7. Multilingual Phonetic Toponym Matching Model

A memory-efficient, Student-Teacher neural network designed to learn phonetic similarity between place names across languages.

Note: This is not a string similarity model (like Levenshtein). It is a phonetic embedding model whose outputs are dense vectors compared using cosine similarity.

7.1. 1. Architecture Overview

This system bypasses the Grapheme-to-Phoneme (G2P) bottleneck by anchoring learning in a phonetic space and distilling that knowledge into a text-based model.
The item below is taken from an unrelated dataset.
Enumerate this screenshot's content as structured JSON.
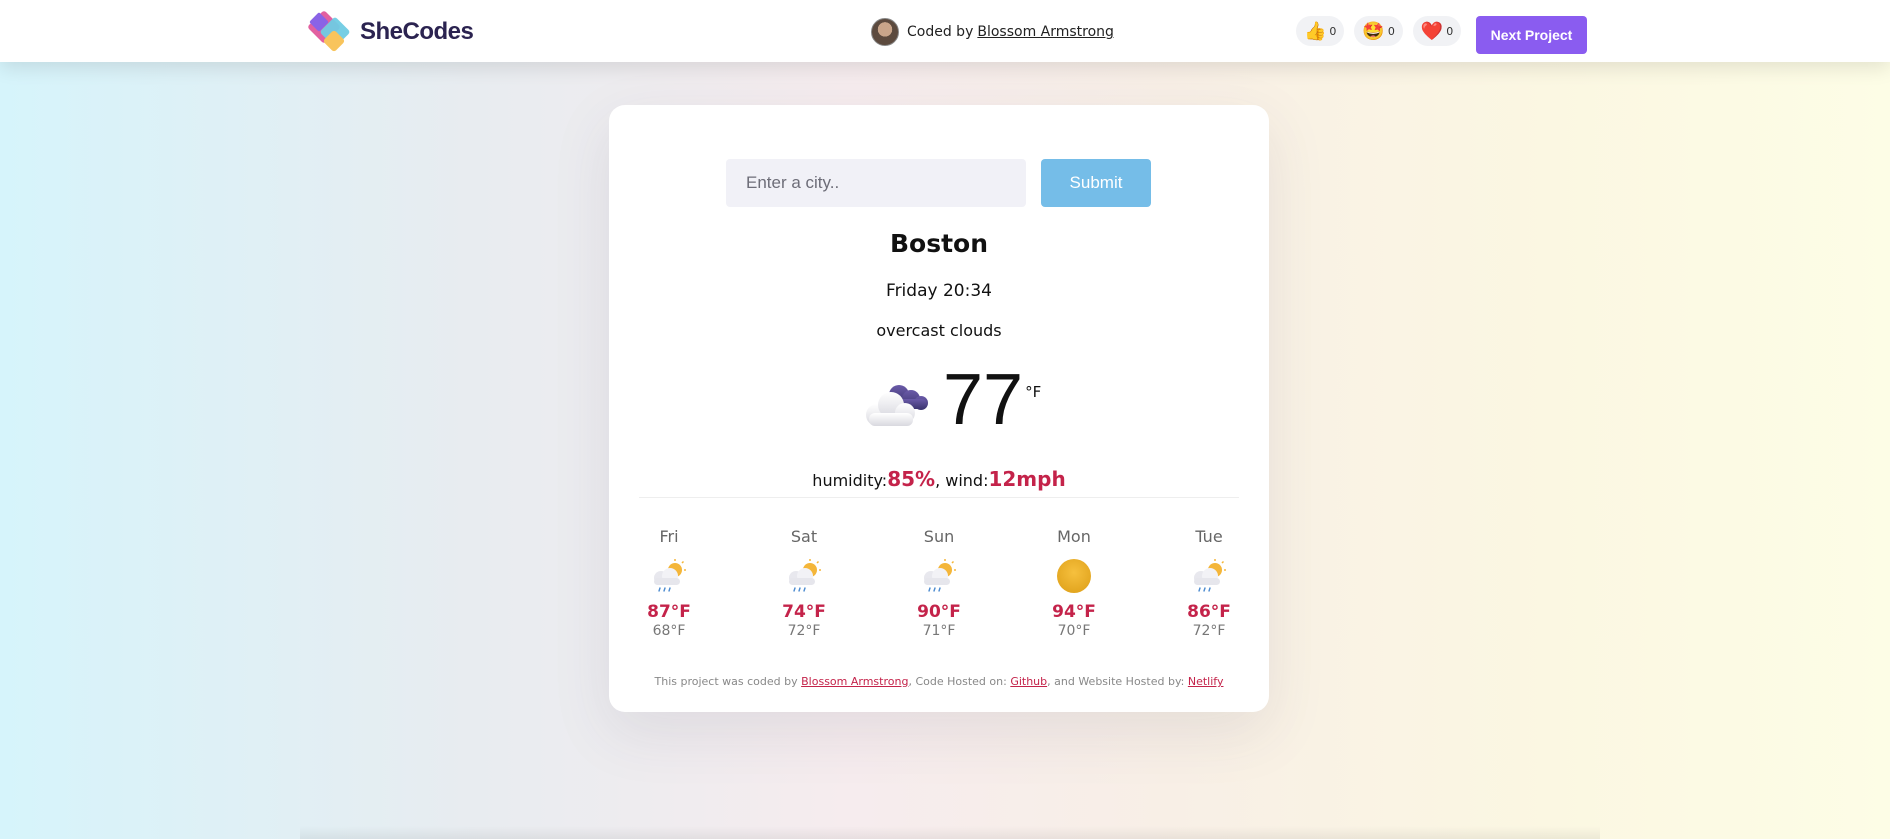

It employs a Student-Teacher architecture:

7.1.1. The Teacher (Phonetic Encoder)

  • Input: International Phonetic Alphabet (IPA) sequences generated by Epitran.

  • Features: Converts IPA into articulatory feature vectors using PanPhon (e.g., voiced, nasal, rounded).

  • Model: BiLSTM.

  • Role: Learns a phonetically grounded reference space where names with similar pronunciations (e.g., London /lʌndən/ and Londen /lɔndən/) cluster tightly.

  • Limitation: Can only be trained on languages supported by Epitran.

7.1.2. The Student (Language-Conditioned Character Encoder)

  • Input: Romanized text (via anyascii) + Language ID.

  • Model: BiLSTM.

  • Mechanism: At every timestep, the character embedding is concatenated with a Language Embedding. This allows the model to learn context-specific pronunciation rules (e.g., ‘j’ is /dʒ/ in English but /x/ in Spanish) without explicit G2P rules at runtime.

  • Role: Approximates the Teacher’s reference space using only text inputs.

  • Advantage: Functions as a universal fallback for any language.

7.1.3. The Hybrid Inference Model

During inference, the system employs a gated fusion mechanism:

  1. If IPA is available: It uses a learned gate to dynamically weigh and fuse the Phonetic and Character embeddings.

  2. If IPA is unavailable: The gate closes, and the model relies 100% on the Student (character) embedding.


7.2. 2. Key Features

  • Phonetic Gatekeeper (Exonym Filter):

  • The model does not blindly trust Elasticsearch clusters. During extraction, it computes the articulatory edit distance between pairs.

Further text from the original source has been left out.